And what long strange things are jubilees: barely rational, every-now-and-then excuses for a national party, suffused with military and religious ritual, and bound together by that most irrational of institutions, the Royal Family.
Thursday saw a huge outpouring of love and larks around Buckingham Palace. When the crowd - penned 10-deep all along the Mall for hours - surged into the area in front of the palace, you could have parcelled up the joy and sold it around the world.
They saw the Queen they had waited so long for. She, from that balcony again, saw the crowds, and could not have missed their love and respect.
Once, also a long time ago - on the day the World War Two came to an end in Europe - she'd slipped out the side door with her sister, to party in the streets as the nation exploded with pleasure.
This time she would stay on the balcony, and chat with her naughty great-grandson, and smile and wave.
But the Royal Standard would not remain above the palace long. The Queen returned to Windsor. And she would not be present the next day at the Service of Thanksgiving in St Paul's cathedral in London.

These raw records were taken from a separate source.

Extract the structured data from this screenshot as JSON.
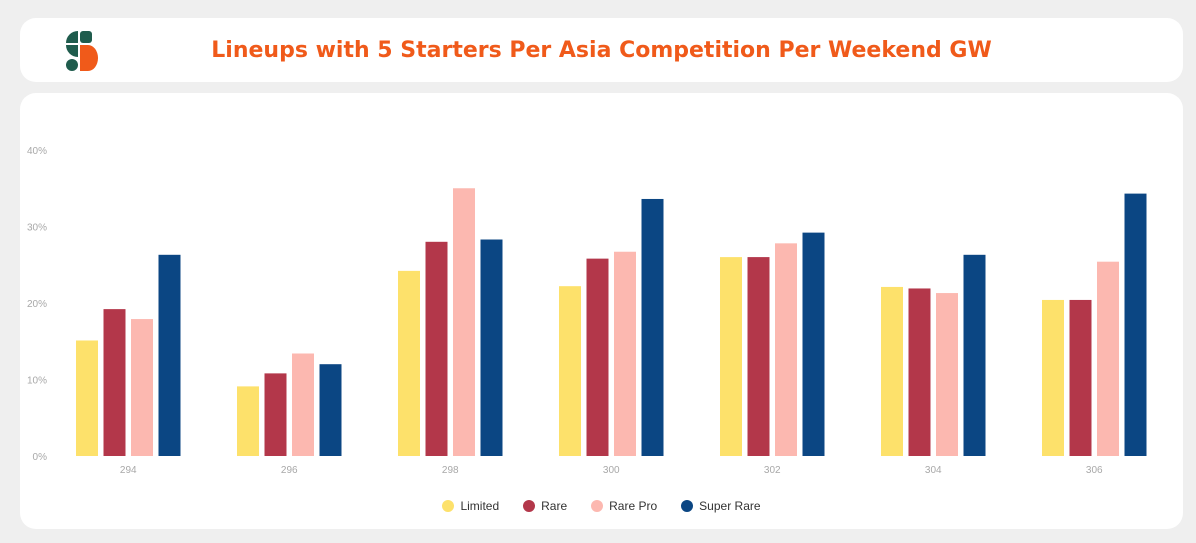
{
  "header": {
    "title": "Lineups with 5 Starters Per Asia Competition Per Weekend GW"
  },
  "colors": {
    "brand_orange": "#f05a1a",
    "brand_green": "#1f5c4d"
  },
  "chart_data": {
    "type": "bar",
    "title": "Lineups with 5 Starters Per Asia Competition Per Weekend GW",
    "xlabel": "",
    "ylabel": "",
    "categories": [
      "294",
      "296",
      "298",
      "300",
      "302",
      "304",
      "306"
    ],
    "ylim": [
      0,
      40
    ],
    "yticks": [
      "0%",
      "10%",
      "20%",
      "30%",
      "40%"
    ],
    "ytick_values": [
      0,
      10,
      20,
      30,
      40
    ],
    "grid": false,
    "legend_position": "bottom",
    "series": [
      {
        "name": "Limited",
        "color": "#fde16b",
        "values": [
          15.1,
          9.1,
          24.2,
          22.2,
          26.0,
          22.1,
          20.4
        ]
      },
      {
        "name": "Rare",
        "color": "#b3374a",
        "values": [
          19.2,
          10.8,
          28.0,
          25.8,
          26.0,
          21.9,
          20.4
        ]
      },
      {
        "name": "Rare Pro",
        "color": "#fcb8b0",
        "values": [
          17.9,
          13.4,
          35.0,
          26.7,
          27.8,
          21.3,
          25.4
        ]
      },
      {
        "name": "Super Rare",
        "color": "#0b4683",
        "values": [
          26.3,
          12.0,
          28.3,
          33.6,
          29.2,
          26.3,
          34.3
        ]
      }
    ]
  }
}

The appearance instead of royalty-across-the-water, Prince Harry and Meghan, Duchess of Sussex, restored soap-opera intrigue to the day. Could they have sat any further from their immediate family?
Who hasn't struggled with where to place couples who really don't get on? It was a touching reminder that though they have more military uniforms and palaces, the Royal Family's problems are sometimes as banal as our own.
The weekend was about the Queen, but everywhere was Prince Charles, who now serves as her representative at every public state occasion.
And so it was also about his wife Camilla, the Duchess of Cornwall. There was no discernible reason for her to stand silently next to Prince Charles as he paid tribute to his mother's service on Saturday night. But as Harry and Meghan found out, who's where is what a lot of royalty is about.
Earlier that evening, Prince William called on people to save a world still consuming more than it could bear, grounding his urgent tone in three generations of royal environmental concern.
Every big royal event is a drawing of a line, an ending of sorts - and with it a new beginning. It's part of the magic - or strangeness - of an institution that, like Dr Who, gets to regenerate.
This was also, alongside the partying and pageantry, a farewell to the Queen who after seven decades is withdrawing from public life.
There's no real way of judging the success of the weekend. A good proportion of Britons couldn't care less about the monarchy. But over the weekend millions, perhaps tens of millions, have taken the opportunity to have a good time, after a couple of years of really bad times, helped by that strange thing from a long time ago, monarchy.
And ever-dutiful, she performed another service to her people. It is good to know, at long last, what's in that handbag.